Statistics Canada's monthly merchandise trade report for May, released Wednesday, showed the monthly trade deficit clocked in at a massive $3.28-billion in May, the second-biggest trade hole in history. The biggest? That would be just a month earlier, April, in which the deficit was revised to $3.32-billion from an originally reported $2.94-billion. Three of the four biggest trade deficits of all time have come in the past three months alone.
Ever since the value of Canadian exports hit an all-time high in January, they have been in a perplexing yet undeniable skid. National Bank of Canada economist Krishen Rangasamy said that based on the April and May numbers, the second quarter may well have suffered "the worst quarterly export slump since the 2009 recession."
"Barring a miraculous recovery in June, real merchandise exports are set to contract over 15 per cent annualized in the second quarter," he wrote in the report.
If you had a checklist of things to worry about in a trade report, the May data would check off an awful lot of the boxes. There were declines in both exports (down 0.7 per cent) and imports (down 0.8 per cent), suggesting lacklustre demand both domestically and in export markets. As weak as those declines were, they were actually flattered by higher prices in the month; in terms of volumes of shipments, the declines were even worse – export volumes slumped 2.3 per cent, imports were down 0.9 per cent. Industrial machinery and equipment suffered substantial declines in both imports and exports, further evidence of the lack of business investment in both Canada and the United States that is holding back economic growth.
And the poor showing could easily have been much worse, if the export sector hadn't dodged a bullet from the beleaguered energy sector. Economists had expected energy shipments to slump in May owing to the large-scale loss of production from the Alberta wildfires, but instead, energy exports surprisingly rose in the month. It would appear that some unexpected refinery downtime in Alberta freed up supplies for export and the industry was able to lean on inventories to make up the rest.
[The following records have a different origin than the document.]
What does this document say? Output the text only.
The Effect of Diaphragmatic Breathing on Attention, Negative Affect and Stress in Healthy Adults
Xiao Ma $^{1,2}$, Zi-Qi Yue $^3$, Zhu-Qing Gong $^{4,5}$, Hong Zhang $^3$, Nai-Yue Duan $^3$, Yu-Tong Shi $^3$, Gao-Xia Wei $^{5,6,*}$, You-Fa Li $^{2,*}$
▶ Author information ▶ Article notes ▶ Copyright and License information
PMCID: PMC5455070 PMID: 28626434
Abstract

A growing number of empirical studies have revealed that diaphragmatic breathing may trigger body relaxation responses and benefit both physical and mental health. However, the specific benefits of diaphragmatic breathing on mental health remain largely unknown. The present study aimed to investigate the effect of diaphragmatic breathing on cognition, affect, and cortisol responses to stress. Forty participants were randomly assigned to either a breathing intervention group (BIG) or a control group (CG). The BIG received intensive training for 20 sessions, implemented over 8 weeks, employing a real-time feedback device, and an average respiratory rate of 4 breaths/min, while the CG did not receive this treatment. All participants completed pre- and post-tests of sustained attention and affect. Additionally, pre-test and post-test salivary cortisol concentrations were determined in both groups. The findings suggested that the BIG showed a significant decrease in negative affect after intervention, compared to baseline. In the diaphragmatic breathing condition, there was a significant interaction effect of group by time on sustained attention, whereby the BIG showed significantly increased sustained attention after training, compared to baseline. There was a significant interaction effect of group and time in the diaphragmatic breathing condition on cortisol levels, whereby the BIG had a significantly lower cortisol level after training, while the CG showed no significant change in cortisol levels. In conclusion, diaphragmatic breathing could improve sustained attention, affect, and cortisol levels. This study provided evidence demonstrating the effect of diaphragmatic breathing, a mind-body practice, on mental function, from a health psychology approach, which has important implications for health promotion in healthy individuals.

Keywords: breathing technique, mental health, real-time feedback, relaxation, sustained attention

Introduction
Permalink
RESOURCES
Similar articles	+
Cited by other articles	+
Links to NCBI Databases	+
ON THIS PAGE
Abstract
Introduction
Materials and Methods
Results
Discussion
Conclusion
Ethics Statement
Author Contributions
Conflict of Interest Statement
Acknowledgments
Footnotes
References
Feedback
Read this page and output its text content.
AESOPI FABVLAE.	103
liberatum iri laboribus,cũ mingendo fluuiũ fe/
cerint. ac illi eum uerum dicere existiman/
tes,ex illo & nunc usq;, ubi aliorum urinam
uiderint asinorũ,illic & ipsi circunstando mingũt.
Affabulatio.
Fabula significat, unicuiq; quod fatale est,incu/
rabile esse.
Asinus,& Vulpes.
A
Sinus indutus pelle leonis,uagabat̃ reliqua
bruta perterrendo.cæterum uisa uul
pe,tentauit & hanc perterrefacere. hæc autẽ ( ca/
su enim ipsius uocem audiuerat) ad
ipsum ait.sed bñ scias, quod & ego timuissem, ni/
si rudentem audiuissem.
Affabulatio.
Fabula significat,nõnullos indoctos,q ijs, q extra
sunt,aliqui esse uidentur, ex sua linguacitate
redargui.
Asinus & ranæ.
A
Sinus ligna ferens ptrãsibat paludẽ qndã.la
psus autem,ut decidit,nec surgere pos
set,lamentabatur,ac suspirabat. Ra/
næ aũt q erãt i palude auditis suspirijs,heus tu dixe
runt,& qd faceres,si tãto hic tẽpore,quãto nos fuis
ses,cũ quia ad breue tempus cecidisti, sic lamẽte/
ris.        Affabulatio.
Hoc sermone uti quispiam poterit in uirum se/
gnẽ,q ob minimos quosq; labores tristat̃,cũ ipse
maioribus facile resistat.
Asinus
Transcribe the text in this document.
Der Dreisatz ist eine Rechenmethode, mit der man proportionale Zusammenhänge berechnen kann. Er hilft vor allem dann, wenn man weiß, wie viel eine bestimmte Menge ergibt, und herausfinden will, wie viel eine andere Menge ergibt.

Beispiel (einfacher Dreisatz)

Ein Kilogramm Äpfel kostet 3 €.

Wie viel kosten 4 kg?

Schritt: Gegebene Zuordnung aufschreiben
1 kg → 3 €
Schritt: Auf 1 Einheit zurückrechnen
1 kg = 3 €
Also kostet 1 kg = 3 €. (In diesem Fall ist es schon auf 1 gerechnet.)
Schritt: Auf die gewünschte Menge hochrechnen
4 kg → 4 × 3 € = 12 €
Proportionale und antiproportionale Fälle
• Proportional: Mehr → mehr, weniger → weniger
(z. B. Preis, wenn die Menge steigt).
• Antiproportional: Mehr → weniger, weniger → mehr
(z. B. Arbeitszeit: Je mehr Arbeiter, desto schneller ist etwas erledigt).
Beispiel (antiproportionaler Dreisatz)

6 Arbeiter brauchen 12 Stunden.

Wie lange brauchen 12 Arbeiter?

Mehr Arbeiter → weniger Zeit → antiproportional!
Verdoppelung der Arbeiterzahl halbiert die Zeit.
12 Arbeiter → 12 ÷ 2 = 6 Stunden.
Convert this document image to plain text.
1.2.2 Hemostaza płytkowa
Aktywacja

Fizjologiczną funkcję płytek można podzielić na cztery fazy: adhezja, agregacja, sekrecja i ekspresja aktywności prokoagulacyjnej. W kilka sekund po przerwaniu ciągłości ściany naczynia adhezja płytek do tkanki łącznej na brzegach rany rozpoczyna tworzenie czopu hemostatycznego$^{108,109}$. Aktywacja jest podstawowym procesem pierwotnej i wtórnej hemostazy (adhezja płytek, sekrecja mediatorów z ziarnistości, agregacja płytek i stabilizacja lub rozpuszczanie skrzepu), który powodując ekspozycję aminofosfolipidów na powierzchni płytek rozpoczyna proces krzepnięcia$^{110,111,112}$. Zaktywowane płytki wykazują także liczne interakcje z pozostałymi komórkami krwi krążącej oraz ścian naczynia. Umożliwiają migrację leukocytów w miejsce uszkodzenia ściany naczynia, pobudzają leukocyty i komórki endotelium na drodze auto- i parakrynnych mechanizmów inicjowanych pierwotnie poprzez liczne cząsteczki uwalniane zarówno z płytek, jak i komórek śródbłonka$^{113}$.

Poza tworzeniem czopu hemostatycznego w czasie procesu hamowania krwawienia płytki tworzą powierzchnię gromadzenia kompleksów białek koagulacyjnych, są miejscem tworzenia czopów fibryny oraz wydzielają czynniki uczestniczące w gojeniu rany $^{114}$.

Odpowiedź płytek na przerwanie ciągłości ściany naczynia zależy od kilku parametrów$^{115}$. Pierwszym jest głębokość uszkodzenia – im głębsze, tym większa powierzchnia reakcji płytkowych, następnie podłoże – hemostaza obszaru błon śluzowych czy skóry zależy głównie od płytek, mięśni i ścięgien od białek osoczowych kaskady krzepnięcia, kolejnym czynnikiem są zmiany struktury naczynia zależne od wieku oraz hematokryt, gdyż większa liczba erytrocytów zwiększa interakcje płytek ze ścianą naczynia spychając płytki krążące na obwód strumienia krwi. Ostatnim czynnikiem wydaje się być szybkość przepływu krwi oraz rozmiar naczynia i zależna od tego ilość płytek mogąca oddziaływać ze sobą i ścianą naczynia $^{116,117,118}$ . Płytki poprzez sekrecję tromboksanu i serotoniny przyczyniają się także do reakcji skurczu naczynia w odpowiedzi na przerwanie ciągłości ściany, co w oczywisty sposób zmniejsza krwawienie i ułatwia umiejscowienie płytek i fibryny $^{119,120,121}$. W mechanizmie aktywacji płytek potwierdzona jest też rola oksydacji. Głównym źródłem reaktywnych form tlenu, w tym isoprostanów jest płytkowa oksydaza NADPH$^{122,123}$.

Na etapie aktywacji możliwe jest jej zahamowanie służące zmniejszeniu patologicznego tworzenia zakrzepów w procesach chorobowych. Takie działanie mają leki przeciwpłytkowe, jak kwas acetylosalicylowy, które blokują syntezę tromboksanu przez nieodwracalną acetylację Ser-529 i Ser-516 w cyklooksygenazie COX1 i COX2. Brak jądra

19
But the biggest disappointment of all was the deterioration of non-energy exports, which economists have been counting on to be a key driver of growth this year. Non-energy export volumes slumped 3.2 per cent in the month.
That's not the way this was supposed to be. When the Bank of Canada cut interest rates in the eye of the oil-shock storm in January, 2015, Governor Stephen Poloz expressed confidence that the falling Canadian dollar and the accelerating U.S. economy would eventually fuel an export boom outside the energy sector that would eventually lift the economy out of its oil slump – it was only a question of when.
But nearly a year and a half later, we're still waiting for an answer to that question. Eventually is proving as elusive as a rainbow on the horizon.
The Canadian dollar has been below 80 cents (U.S.) for a year now, and it almost certainly has been a boon to the country's non-resource exports. Non-energy export volumes for the first five months of 2016 are a healthy 4 per cent higher than in the same period in 2015. But as the currency has stabilized, the growth has lost momentum. Over the past three months, non-energy export volumes are up just 1.3 per cent from a year earlier; in May, they were just 0.7 per cent higher than the previous May. The currency still looks cheap enough to boost trade, yet the returns are diminishing.
None of this is anything new in the seven years since the Great Recession, which has already proven to be one of the most perplexing, frustrating, unsteady and unpredictable business cycles in history. It was two years ago that Mr. Poloz coined a phrase for the continuing series of economic setbacks in Canada and globally – "serial disappointment" – and the term, to much dismay, fits just as well today.
So far, the Bank of Canada has stuck to its "the sun will come out tomorrow" mantra, and has remained steadfast in its belief that non-energy exports are gradually leading the economy to the promised land, despite the occasional pratfall. But next Wednesday, the central bank comes out with its latest quarterly economic outlook, in which it must address not only stalling export momentum, but the economic blow from the Alberta wildfires and the global uncertainties arising from Britain's vote to leave the European Union. We're about to find out just how much the bank's optimism, and its timetable for a full economic recovery, has been shaken.